Ausgang: Revision des Beklagten geführt zur Aufhebung des LAG-Urteils; Berufung des Klägers zurückgewiesen; Kläger trägt Kosten
Abstrakte Rechtssätze
Das Bundesarbeitsgericht kann auf zulässige Revision das Urteil des Landesarbeitsgerichts aufheben.
Wird die Berufung eines Klägers als unbegründet erachtet, ist die Berufung zurückzuweisen.
Die unterliegende Partei hat die Kosten des Rechtsmittels zu tragen.
Parteien können gemäß § 72 Abs. 5 ArbGG i.V.m. § 555 Abs. 1 ZPO auf die Verlesung von Tatbestand und Entscheidungsgründen verzichten, wodurch diese entfallen.
Vorinstanzen
vorgehend ArbG Leipzig, 17. Dezember 2009, Az: 1 Ca 2421/09, Urteil
vorgehend Sächsisches Landesarbeitsgericht, 24. September 2010, Az: 3 Sa 86/10, Urteil
Tenor
Auf die Revision des Beklagten wird das Urteil des Sächsischen Landesarbeitsgerichts vom 24. September 2010 - 3 Sa 86/10 - aufgehoben.
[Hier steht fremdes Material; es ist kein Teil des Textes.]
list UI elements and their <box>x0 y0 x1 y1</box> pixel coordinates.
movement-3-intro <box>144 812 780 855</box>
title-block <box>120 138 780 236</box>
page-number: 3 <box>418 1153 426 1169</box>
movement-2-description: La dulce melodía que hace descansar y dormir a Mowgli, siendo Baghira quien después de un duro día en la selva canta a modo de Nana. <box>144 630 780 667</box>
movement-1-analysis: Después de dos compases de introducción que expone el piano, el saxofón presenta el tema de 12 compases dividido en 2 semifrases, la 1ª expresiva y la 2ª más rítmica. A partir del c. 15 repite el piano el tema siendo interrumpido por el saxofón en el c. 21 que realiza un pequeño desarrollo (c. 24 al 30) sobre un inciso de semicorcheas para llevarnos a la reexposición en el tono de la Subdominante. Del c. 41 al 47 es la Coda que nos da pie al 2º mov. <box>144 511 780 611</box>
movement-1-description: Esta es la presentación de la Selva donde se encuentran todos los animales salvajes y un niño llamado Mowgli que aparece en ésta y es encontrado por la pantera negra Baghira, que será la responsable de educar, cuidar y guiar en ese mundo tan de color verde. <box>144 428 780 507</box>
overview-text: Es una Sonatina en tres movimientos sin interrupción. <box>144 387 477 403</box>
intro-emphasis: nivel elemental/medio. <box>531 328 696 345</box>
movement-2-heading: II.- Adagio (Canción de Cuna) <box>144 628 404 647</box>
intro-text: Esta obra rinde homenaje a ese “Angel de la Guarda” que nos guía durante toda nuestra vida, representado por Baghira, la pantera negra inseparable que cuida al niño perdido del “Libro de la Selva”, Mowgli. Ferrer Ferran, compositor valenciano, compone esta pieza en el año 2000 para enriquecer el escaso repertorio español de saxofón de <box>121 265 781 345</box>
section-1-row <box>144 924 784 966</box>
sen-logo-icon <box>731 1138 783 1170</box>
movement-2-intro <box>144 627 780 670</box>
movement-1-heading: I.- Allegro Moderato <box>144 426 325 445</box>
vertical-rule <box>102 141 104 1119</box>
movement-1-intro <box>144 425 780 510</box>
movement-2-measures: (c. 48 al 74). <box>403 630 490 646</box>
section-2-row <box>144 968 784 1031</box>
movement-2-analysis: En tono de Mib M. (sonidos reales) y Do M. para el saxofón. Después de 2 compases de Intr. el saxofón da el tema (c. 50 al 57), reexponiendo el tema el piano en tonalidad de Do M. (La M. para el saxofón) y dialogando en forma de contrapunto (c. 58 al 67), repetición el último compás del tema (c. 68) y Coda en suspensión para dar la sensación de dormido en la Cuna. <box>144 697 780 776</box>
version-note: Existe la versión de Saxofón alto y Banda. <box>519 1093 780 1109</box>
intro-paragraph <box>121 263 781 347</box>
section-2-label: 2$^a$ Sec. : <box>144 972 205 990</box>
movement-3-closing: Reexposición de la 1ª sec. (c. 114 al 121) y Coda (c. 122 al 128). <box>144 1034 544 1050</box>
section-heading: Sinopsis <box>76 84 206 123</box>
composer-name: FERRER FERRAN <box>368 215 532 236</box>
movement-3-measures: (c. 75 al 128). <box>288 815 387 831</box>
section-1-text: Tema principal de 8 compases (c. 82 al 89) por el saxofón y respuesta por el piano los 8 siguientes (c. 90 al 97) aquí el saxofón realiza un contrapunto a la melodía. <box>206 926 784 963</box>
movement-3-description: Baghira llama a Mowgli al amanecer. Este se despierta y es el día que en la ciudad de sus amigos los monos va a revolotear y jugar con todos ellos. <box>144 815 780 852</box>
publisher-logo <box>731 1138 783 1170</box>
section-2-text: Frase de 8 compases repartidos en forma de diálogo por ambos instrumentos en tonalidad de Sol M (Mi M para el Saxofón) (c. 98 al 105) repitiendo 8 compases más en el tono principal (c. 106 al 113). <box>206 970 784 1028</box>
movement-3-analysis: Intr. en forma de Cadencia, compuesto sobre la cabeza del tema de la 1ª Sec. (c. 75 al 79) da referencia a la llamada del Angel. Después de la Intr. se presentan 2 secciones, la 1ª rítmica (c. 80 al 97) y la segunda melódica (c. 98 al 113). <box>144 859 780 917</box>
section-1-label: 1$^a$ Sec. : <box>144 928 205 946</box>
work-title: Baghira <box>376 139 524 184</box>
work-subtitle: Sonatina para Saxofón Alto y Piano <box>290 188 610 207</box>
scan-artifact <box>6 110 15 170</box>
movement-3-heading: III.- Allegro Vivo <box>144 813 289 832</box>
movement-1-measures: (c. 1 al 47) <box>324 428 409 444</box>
Die Berufung des Klägers gegen das Urteil des Arbeitsgerichts Leipzig vom 17. Dezember 2009 - 1 Ca 2421/09 - wird zurückgewiesen.
Der Kläger hat die Kosten der Berufung und der Revision zu tragen.
Sonstlt
Die Parteien haben auf Tatbestand und Entscheidungsgründe verzichtet (§ 72 Abs. 5 ArbGG, § 555 Abs. 1 Satz 1, § 313a Abs. 1 Satz 2 ZPO).